De raadkamer van de rechtbank is bevoegd tot afdoening van het klaagschrift.
Het klaagschrift is tijdig ingediend.
De rechtbank maakt uit de stukken en het verhandelde in raadkamer op dat de bromfiets met toestemming van de officier van justitie is vernietigd. De rechtbank stelt vast dat het beslag gelegd op grond van artikel 94 reeds is geëindigd omdat de bromfiets is vernietigd. Door vernietiging met een machtiging als bedoeld in artikel 117 Sv eindigt het beslag (artikel 134 lid 2 onder c Sv). Dat brengt met zich dat klager in zijn klaagschrift, strekkende tot teruggave van het beslag, niet-ontvankelijk dient te worden verklaard.
De rechtbank zal in de strafzaak tegen klager een finaal oordeel geven over het beslag ex art. 353 Sv. Hieruit zal volgen of klager aanspraak kan maken op de uitbetaling van de vervangende waarde ex art. 119 lid 2 Sv.
De rechtbank zal klager niet-ontvankelijk verklaren in zijn beklag.

3.De beslissing

De rechtbank verklaart klager niet-ontvankelijk in zijn klaagschrift.
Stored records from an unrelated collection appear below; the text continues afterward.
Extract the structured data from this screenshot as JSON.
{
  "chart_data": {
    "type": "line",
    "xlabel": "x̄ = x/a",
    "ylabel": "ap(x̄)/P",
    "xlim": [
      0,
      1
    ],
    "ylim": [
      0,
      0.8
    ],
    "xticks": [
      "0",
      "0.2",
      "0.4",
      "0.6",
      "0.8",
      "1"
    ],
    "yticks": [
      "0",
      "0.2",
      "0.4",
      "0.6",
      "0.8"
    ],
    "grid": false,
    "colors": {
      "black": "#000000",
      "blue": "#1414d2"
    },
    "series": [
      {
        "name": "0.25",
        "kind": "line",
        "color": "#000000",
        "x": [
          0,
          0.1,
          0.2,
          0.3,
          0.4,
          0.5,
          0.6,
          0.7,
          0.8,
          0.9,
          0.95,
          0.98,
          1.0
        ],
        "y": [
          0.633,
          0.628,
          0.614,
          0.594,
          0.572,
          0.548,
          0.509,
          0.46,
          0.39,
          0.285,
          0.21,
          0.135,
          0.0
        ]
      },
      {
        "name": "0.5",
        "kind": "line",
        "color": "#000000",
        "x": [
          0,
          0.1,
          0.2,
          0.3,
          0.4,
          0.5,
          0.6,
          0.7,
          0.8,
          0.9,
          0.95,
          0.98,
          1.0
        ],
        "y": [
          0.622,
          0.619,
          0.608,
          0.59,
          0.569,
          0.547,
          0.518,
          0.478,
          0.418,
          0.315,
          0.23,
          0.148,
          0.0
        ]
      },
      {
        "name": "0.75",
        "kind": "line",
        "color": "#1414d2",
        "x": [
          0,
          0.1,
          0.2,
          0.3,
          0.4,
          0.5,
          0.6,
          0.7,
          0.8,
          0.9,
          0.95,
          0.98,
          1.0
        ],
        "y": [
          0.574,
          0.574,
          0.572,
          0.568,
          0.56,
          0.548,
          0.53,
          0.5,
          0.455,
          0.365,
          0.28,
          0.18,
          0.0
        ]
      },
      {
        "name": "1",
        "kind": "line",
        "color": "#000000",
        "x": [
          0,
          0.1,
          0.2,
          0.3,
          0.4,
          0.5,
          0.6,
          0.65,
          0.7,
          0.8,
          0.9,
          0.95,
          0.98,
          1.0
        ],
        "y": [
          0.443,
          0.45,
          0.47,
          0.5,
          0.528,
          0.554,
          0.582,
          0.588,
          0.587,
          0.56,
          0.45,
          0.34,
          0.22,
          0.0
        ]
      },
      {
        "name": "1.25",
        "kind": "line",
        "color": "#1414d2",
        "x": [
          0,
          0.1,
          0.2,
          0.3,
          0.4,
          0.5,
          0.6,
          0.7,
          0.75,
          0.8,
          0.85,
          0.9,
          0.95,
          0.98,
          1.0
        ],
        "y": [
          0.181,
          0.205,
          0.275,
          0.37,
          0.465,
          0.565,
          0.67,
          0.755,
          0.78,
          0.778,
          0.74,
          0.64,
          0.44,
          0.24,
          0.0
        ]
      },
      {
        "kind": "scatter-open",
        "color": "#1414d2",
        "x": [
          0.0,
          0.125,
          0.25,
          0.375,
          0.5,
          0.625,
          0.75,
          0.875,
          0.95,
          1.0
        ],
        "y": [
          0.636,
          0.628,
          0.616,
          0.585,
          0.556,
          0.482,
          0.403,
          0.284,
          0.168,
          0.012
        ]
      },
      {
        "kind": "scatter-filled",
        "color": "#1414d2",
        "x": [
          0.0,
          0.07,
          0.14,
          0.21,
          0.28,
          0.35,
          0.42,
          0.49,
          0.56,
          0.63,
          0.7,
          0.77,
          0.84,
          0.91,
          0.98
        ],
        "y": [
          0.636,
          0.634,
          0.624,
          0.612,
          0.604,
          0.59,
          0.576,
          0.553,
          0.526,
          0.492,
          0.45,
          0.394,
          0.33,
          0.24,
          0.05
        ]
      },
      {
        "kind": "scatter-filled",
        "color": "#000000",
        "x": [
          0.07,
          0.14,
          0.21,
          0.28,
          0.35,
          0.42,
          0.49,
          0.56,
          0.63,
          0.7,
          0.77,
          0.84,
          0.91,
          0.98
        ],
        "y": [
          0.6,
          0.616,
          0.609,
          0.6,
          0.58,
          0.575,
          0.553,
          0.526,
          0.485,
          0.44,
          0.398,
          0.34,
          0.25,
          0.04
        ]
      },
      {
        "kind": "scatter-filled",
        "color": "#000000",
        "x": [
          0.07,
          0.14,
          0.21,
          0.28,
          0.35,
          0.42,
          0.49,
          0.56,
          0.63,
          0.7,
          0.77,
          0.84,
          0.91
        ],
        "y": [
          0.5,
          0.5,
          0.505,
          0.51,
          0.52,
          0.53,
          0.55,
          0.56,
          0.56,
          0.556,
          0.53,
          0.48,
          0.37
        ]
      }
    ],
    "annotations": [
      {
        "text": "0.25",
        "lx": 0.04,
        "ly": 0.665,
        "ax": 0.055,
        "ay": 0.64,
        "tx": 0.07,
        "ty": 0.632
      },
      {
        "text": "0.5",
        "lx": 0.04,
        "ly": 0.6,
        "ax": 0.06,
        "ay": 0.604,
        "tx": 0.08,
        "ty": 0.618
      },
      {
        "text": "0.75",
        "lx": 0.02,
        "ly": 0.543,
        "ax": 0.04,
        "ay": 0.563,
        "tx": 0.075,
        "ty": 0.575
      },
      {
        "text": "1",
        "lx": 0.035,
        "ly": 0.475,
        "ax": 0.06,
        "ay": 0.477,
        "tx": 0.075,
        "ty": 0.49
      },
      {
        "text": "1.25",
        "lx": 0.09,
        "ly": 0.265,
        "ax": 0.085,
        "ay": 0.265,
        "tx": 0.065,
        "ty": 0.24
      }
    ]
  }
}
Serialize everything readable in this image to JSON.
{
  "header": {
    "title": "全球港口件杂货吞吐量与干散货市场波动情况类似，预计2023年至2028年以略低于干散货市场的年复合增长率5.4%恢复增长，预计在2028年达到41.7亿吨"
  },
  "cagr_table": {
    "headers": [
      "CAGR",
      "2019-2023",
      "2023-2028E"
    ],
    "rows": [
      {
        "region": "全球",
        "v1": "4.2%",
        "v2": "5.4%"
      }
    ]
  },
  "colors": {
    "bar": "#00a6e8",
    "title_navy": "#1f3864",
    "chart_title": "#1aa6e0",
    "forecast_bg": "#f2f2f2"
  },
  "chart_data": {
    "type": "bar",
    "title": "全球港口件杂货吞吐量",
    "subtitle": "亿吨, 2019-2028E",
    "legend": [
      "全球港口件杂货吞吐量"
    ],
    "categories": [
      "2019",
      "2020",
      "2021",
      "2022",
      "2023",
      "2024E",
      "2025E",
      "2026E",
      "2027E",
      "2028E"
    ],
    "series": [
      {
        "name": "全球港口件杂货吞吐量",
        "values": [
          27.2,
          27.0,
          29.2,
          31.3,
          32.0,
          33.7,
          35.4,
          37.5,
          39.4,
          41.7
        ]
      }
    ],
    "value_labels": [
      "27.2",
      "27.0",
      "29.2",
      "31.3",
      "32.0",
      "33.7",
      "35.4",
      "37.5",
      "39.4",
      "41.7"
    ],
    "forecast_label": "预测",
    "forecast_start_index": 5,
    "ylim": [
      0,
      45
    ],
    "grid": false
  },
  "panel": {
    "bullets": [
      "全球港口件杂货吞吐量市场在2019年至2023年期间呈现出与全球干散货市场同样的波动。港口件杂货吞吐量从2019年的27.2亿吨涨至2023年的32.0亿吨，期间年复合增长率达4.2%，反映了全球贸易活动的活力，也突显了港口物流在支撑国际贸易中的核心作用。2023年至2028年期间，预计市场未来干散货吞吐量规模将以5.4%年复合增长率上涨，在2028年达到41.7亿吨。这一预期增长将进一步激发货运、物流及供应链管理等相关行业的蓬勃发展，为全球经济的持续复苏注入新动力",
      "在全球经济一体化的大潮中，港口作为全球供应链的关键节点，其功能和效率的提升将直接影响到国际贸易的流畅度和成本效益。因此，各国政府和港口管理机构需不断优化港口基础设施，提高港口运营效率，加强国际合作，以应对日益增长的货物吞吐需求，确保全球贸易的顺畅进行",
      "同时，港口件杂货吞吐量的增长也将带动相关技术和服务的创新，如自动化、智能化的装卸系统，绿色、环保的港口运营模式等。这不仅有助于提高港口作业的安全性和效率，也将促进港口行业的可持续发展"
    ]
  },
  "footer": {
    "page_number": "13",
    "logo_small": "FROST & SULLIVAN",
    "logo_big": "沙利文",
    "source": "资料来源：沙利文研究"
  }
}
Deze beslissing is op 19 april 2022 gegeven door mr. R.P. Broeders, rechter, in tegenwoordigheid van J. van ‘t Westende, griffier, en is uitgesproken ter openbare terechtzitting van 19 april 2022.
INFORMATIE RECHTSMIDDEL
Tegen deze beslissing kan door het Openbaar Ministerie binnen veertien dagen na dagtekening van deze beslissing en door de klager binnen veertien dagen na de betekening van deze beslissing
beroep in cassatieworden ingesteld bij de Hoge Raad der Nederlanden te 's-Gravenhage (artikel 552d lid 2 Wetboek van Strafvordering).